You breathe, let the water do its work, wash the memory off and away. Focus. Focus on the sensation of the water over your shoulders, of the silver faucet, the ebony tiles. There's one at eye-level, cracked, a hairline fracture through the black, crooked, like a spider's web. Inhale. Exhale.
Oh, hell. What if someone had heard?
You hold your next breath, listen. There appears to be no sound from the hall, no valiant attempts to break down the door and rescue you from… yourself. You shake your head, creep silently over to the bolted door, and wait, breath baited, count out the seconds.
Nothing.
Your gust of breath is a sigh of relief now. Good. Perhaps the concrete is beneficial for more than just its potential to withstand high winds.
The room seems… suddenly quite empty, and your shower effectively finished. Yes. You move back to the shower stall and close the faucet. It's time to get to bed, and forget whatever that was. It isn't as though you stayed dead! You're here, now, as you will be tomorrow, and the day after. You shake your head, tugging your night-clothes on with a little more force than necessary. Stupid. You can withstand a little pain.
At least no one had been privy to your little experience. You take comfort in that; the last thing you need is another dose of embarrassment or a series of awkward explanations.
Of course, there's no way you could know that there is at least one person in this base with absolutely exceptional hearing—one person who certainly knows of this episode. Whether his hearing is actually better than that of his fellows or if he simply listens more effectively than the others on this base is debatable, but matters not in either case: Medic, startled out of his evening tasks by a chilling sound, followed the distant, muffled call to its source. The showers, bolted shut. A frown creased his brow as he waited by the door, straining to hear of any struggle; if there was a fight, he was fully prepared bring the thing down, deadbolt be damned—but, if it were as he suspected… that approach simply would not do.
Beside the bolted door, he waited, breath baited, counted out the seconds. There was no movement inside, only the keening wail that prickled flesh down to the bone. And then—
It stopped. Cacophonous breathing. He looked about, casting suspicious glances up and down the hall before resolving to stay. If you had fallen unconscious…
But then, pacing. And then—the water fell silent. Medic nodded, slowly, brow furrowed.

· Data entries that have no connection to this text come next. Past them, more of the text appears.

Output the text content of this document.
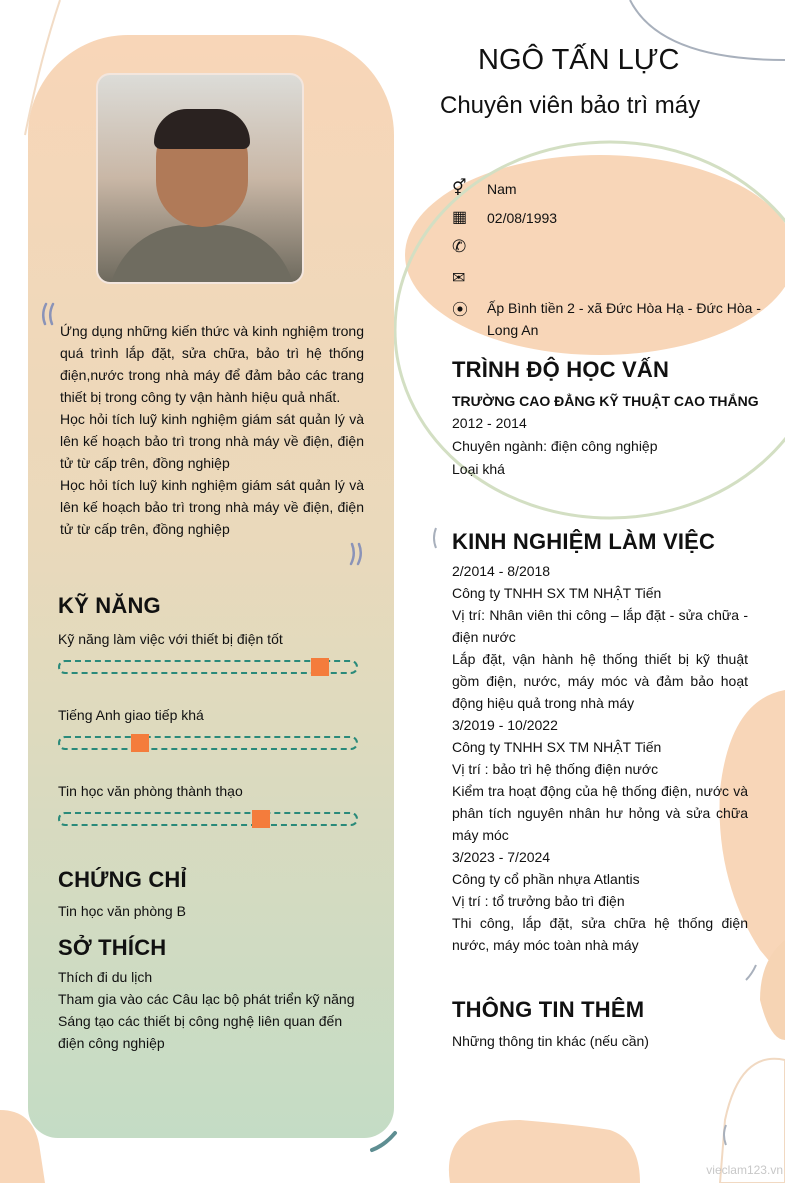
Ứng dụng những kiến thức và kinh nghiệm trong quá trình lắp đặt, sửa chữa, bảo trì hệ thống điện,nước trong nhà máy để đảm bảo các trang thiết bị trong công ty vận hành hiệu quả nhất.

Học hỏi tích luỹ kinh nghiệm giám sát quản lý và lên kế hoạch bảo trì trong nhà máy về điện, điện tử từ cấp trên, đồng nghiệp

Học hỏi tích luỹ kinh nghiệm giám sát quản lý và lên kế hoạch bảo trì trong nhà máy về điện, điện tử từ cấp trên, đồng nghiệp

KỸ NĂNG
Kỹ năng làm việc với thiết bị điện tốt
Tiếng Anh giao tiếp khá
Tin học văn phòng thành thạo
CHỨNG CHỈ
Tin học văn phòng B
SỞ THÍCH

Thích đi du lịch

Tham gia vào các Câu lạc bộ phát triển kỹ năng

Sáng tạo các thiết bị công nghệ liên quan đến điện công nghiệp

NGÔ TẤN LỰC
Chuyên viên bảo trì máy
⚥	Nam
▦	02/08/1993
✆
✉
⦿ Ấp Bình tiền 2 - xã Đức Hòa Hạ - Đức Hòa -
Long An
TRÌNH ĐỘ HỌC VẤN
TRƯỜNG CAO ĐẲNG KỸ THUẬT CAO THẮNG
2012 - 2014
Chuyên ngành: điện công nghiệp
Loại khá
KINH NGHIỆM LÀM VIỆC

2/2014 - 8/2018

Công ty TNHH SX TM NHẬT Tiến

Vị trí: Nhân viên thi công – lắp đặt - sửa chữa - điện nước

Lắp đặt, vận hành hệ thống thiết bị kỹ thuật gồm điện, nước, máy móc và đảm bảo hoạt động hiệu quả trong nhà máy

3/2019 - 10/2022

Công ty TNHH SX TM NHẬT Tiến

Vị trí : bảo trì hệ thống điện nước

Kiểm tra hoạt động của hệ thống điện, nước và phân tích nguyên nhân hư hỏng và sửa chữa máy móc

3/2023 - 7/2024

Công ty cổ phần nhựa Atlantis

Vị trí : tổ trưởng bảo trì điện

Thi công, lắp đặt, sửa chữa hệ thống điện nước, máy móc toàn nhà máy

THÔNG TIN THÊM
Những thông tin khác (nếu cần)
vieclam123.vn
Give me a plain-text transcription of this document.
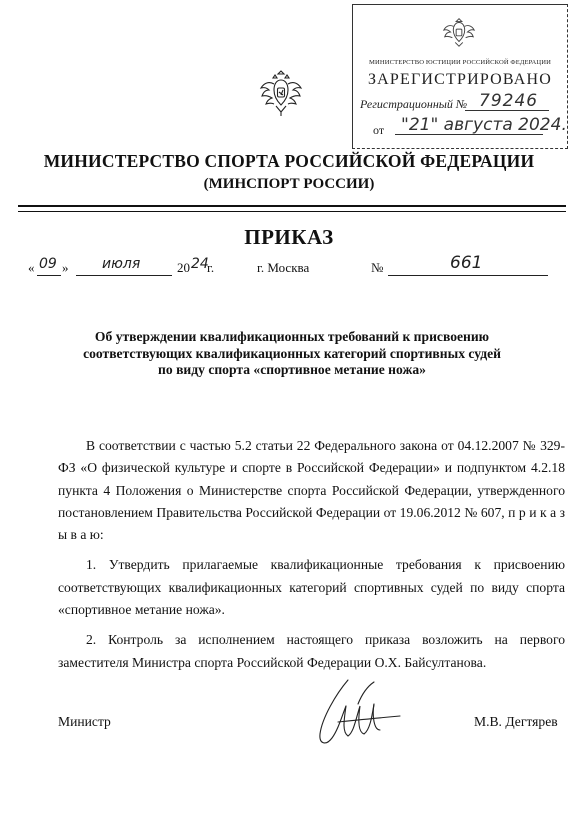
МИНИСТЕРСТВО ЮСТИЦИИ РОССИЙСКОЙ ФЕДЕРАЦИИ
ЗАРЕГИСТРИРОВАНО
Регистрационный № 79246
от "21" августа 2024.
МИНИСТЕРСТВО СПОРТА РОССИЙСКОЙ ФЕДЕРАЦИИ
(МИНСПОРТ РОССИИ)
ПРИКАЗ
« 09 » июля	20 24
г.	г. Москва	№	661
Об утверждении квалификационных требований к присвоению
соответствующих квалификационных категорий спортивных судей
по виду спорта «спортивное метание ножа»

В соответствии с частью 5.2 статьи 22 Федерального закона от 04.12.2007 № 329-ФЗ «О физической культуре и спорте в Российской Федерации» и подпунктом 4.2.18 пункта 4 Положения о Министерстве спорта Российской Федерации, утвержденного постановлением Правительства Российской Федерации от 19.06.2012 № 607, п р и к а з ы в а ю:

1. Утвердить прилагаемые квалификационные требования к присвоению соответствующих квалификационных категорий спортивных судей по виду спорта «спортивное метание ножа».

2. Контроль за исполнением настоящего приказа возложить на первого заместителя Министра спорта Российской Федерации О.Х. Байсултанова.

Министр	М.В. Дегтярев
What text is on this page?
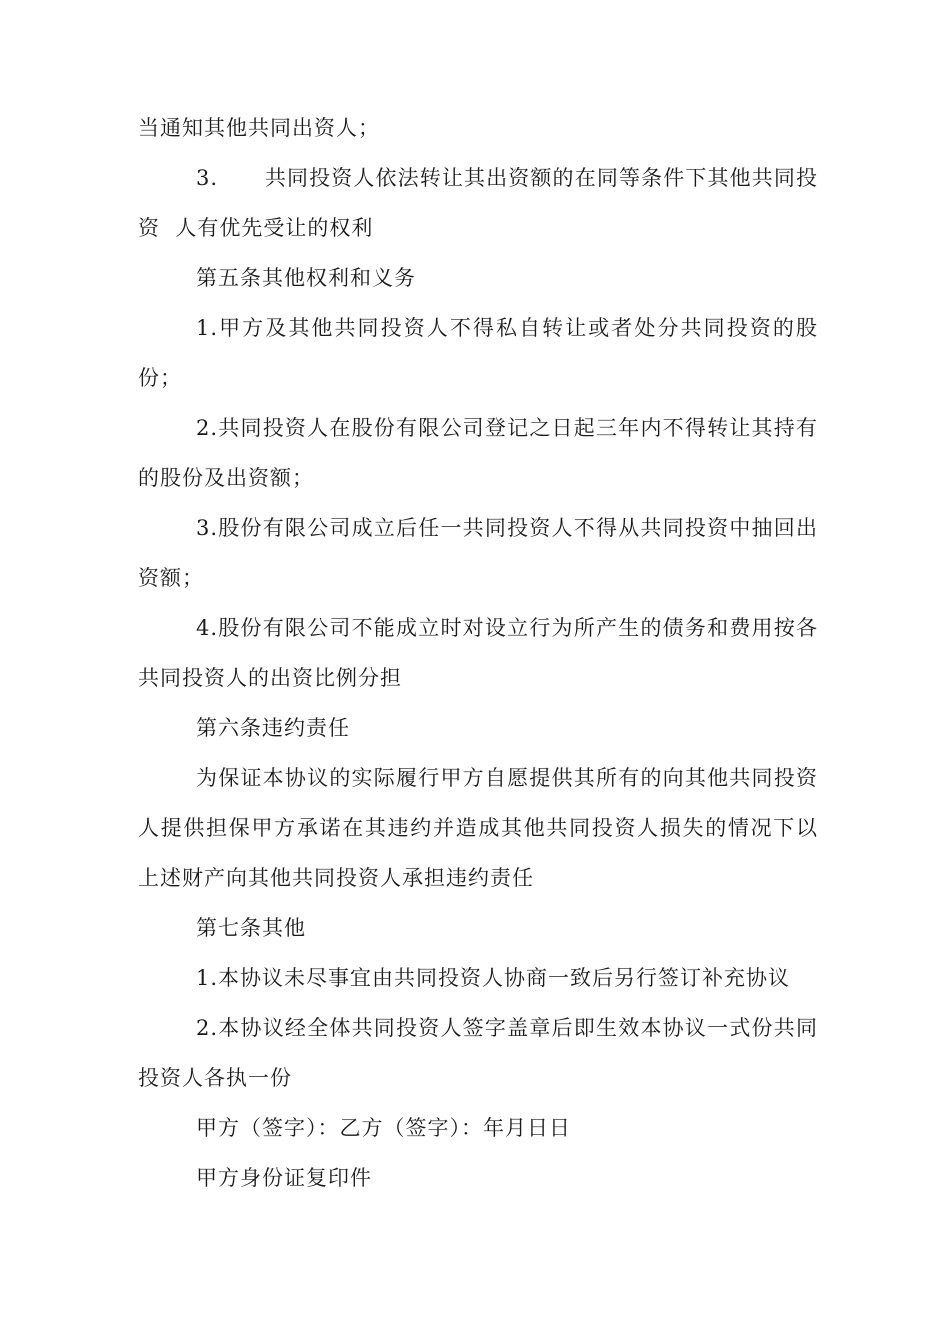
当通知其他共同出资人；

3.      共同投资人依法转让其出资额的在同等条件下其他共同投资  人有优先受让的权利

第五条其他权利和义务

1.甲方及其他共同投资人不得私自转让或者处分共同投资的股份；

2.共同投资人在股份有限公司登记之日起三年内不得转让其持有的股份及出资额；

3.股份有限公司成立后任一共同投资人不得从共同投资中抽回出资额；

4.股份有限公司不能成立时对设立行为所产生的债务和费用按各共同投资人的出资比例分担

第六条违约责任

为保证本协议的实际履行甲方自愿提供其所有的向其他共同投资人提供担保甲方承诺在其违约并造成其他共同投资人损失的情况下以上述财产向其他共同投资人承担违约责任

第七条其他

1.本协议未尽事宜由共同投资人协商一致后另行签订补充协议

2.本协议经全体共同投资人签字盖章后即生效本协议一式份共同投资人各执一份

甲方（签字）：乙方（签字）：年月日日

甲方身份证复印件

Yes—as he had suspected, indeed. A gross stress reaction. In the War, they'd called it Shell-Shock. It was… something he had not thought on in some time; anything the others had experienced at the start of this employment had long since passed. Likely, it had been triggered by a disruptive memory or some discordant thought, and unless you went to him, there was little to be done, but you seemed to have handled it well yourself—for the moment. Perhaps it would happen again, perhaps it would not. For now, he knew there was nothing for it but to record the incident in the appropriate medical files. It would certainly be interesting to see how things progressed.
Medic paced down the hall, back the way he had come—long gone by the time you left to return to your room—hands clasped neatly behind his back, boot-heels clicking upon the floor, the echo of that pained howl catching fast in his memory.
Notes: The More You Know: PTSD was not categorized or diagnosed under that name until the 1980s, as the Vietnam War provoked more serious research into the condition. Beginning in 1952, what we know as PTSD was called "gross stress reaction," listed in the first Diagnostic and Statistical Manual of the American Psychiatric Association. In WWI, it was called "Shell Shock" after soldiers' reactions when exposed to heavy artillery fire.
(Oddly enough, when I went searching for Germany's research at this time (since Medic presumably did most of his training in Germany), I found that in the 1670s, both the Swiss and the Germans identified the behaviors the made up PTSD, but they called it 'nostalgia' and 'homesickness', respectively. Freud would later write about the afflictions, but his theories regarding "war neuroses" with its 'war ego' and 'peace ego' did not gain much ground. And, as Medic is in the States, I'm sure he's done some reading on what the APA is up to; mental health may not be his priority, but it does fall into his purview as the team's doctor.)